Design Methodologies (with examples of each below):
- Precedent Studies: Learning from what others have designed and built.
- Computer modeling and documentation: working three-dimensionally allows for great insight and the ready sharing of ideas.
- Sketching: a useful tool for quick studies and an important means of graphic communication.
- Traditional drafting: the drafting board is a great place to work out small details that do not require extensive development.
- Photography: a powerful tool for documentation and analysis, including in-house drone photography and photogrammetry.
- Site Analysis and Map Creation: GIS maps and drone investigations are some of the tools we use to analyze sites, especially where topographic maps or surveys are not yet available. Drone photography and videography are also employed.
- Physical models: models offer great insight into projects, and while they are not feasible for every project, we welcome the opportunity to create them.
- Rendering: both hand and computer renderings are useful tools both for presentation and design insight into spaces.
- Color Boards and Physical Samples: organizing materials and finishes into a sample board offers important insight into the relationship of colors, textures, and even shapes.
- Communication: harnessing all of the above into words, phone calls, meetings and other means of conveying design intent is critical.
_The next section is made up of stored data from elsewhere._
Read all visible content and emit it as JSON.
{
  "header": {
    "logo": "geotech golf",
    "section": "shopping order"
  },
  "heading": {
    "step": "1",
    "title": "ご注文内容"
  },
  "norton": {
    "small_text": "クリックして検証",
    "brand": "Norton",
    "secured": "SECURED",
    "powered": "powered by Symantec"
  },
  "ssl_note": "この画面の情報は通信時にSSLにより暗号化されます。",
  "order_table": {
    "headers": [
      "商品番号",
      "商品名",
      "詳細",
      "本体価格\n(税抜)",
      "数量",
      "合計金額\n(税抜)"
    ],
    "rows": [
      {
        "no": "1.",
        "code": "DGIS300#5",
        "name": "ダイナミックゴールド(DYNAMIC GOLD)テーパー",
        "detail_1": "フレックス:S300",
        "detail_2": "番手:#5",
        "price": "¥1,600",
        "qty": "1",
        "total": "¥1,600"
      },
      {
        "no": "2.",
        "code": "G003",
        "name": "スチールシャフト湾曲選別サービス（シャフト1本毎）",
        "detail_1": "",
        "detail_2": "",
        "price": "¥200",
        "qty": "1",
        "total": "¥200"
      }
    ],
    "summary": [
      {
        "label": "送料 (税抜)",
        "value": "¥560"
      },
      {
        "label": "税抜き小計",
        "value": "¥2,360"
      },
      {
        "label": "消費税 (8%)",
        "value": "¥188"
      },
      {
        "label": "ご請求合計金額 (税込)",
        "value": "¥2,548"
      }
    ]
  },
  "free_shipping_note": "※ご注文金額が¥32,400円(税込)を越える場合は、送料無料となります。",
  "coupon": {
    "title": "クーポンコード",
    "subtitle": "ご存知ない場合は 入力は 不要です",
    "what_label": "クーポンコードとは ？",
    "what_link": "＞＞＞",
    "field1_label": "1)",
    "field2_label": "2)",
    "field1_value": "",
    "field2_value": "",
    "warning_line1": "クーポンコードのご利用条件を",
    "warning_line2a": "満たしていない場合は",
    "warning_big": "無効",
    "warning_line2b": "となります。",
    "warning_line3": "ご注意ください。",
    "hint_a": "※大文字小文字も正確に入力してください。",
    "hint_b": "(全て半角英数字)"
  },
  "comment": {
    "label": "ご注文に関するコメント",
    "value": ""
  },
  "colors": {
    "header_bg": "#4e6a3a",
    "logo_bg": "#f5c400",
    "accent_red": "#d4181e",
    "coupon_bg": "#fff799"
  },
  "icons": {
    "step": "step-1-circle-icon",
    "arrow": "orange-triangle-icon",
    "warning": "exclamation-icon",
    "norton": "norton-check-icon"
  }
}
We strive to communicate clearly in order to collaborate at a high level with owners, contractors, engineers, designers, suppliers, and all other dedicated parties to a project.
There is a vast body of excellent architecture that has been created around the world, both recognized and hardly-noticed, and we like to learn from it wherever we are. The influence of culture, history, and even business practices all play a role in how buildings come into being and we welcome these insights.
side of a carriage house, Lexington, MA
Munkegaards School by Arne Jacobse, Copenhagen, Denmark (1956)
Computer modeling & documentation
Working in 3d offers many advantages to visualizing projects as well as for producing high quality documentation for use in construction documents and even building management after the project is complete.
This is a very basic digital massing model (below) of farm buildings where the relationship of existing structures was being studied for the addition of new buildings and their impact on the adjacent owner's residence:
The following is a screenshot from a project we were making some significant changes to the play room on late in the construction document phase. 3d modeling facilitates the investigation of design implications from many vantage points, even simultaneously--as shown with three distinct views of the proposed window arrangement in plan, elevation, and perspective here:
In the above example we were able to confirm our assumptions from the plan, by checking their visual impact on the exterior facade. This was a quick task as the 3d geometry is generated automatically by modeling it from the beginning of the project.
Often we analyze the form of a project through sketching. This gives insight into key elements and themes, as well as being a fun way to see what may develop outside the constraints of a drafting program. Sketching can also be a quick way to work out construction details that can easily be shared with collaborators:
The simplicity and direct feedback from drafting can actually help clarify a design better than the computer, and whenever feasible we return to the drafting board for simple drawings that will not undergo extensive revisions.
Through photography, many details and insights are available: architectural relationships, urban contexts, materials, tones, textures--and more--remind us of possibilities.
We maintain a library with tens of thousands of highly organized photographic references to share and review for insight and inspiration.
Site Analysis and Map Creation
There are numerous programs and methods we use for map creation, integration, and analysis--now including in-house drone photography too. On many projects these provide important early site information about the project constraints, relationships, and opportunities. Where topographic maps or surveys are not yet available photogrammetry (such as Google Earth and many jurisdictions provide) is an excellent source of additional site data.
While not feasible for all projects, physical models are a wonderful way to develop an understanding of buildings, spaces, and/or objects.
Mixing hand media and digital rendering offers many possible outcomes, and depending on the project needs we adjust our approach to suit. We are also open to collaborating with professional artists to prepare or complete renderings based on our drawings.
Communication is critical from the beginning to end of a project (and beyond). We take this seriously, making sure to develop a sincere understanding of our clients, and that consultants and collaborators in turn fully comprehend the design intent.
We also make ourselves available so we can adjust to changing project needs, putting forth extra effort when it is most needed. Maintaining open channels of communication facilitates a successful project with happy owners and contractors.
Every project takes on its own specific forms of communications, but we always keep project documentation highly organized and readily available, with clarity about the necessary steps and stages for all parties.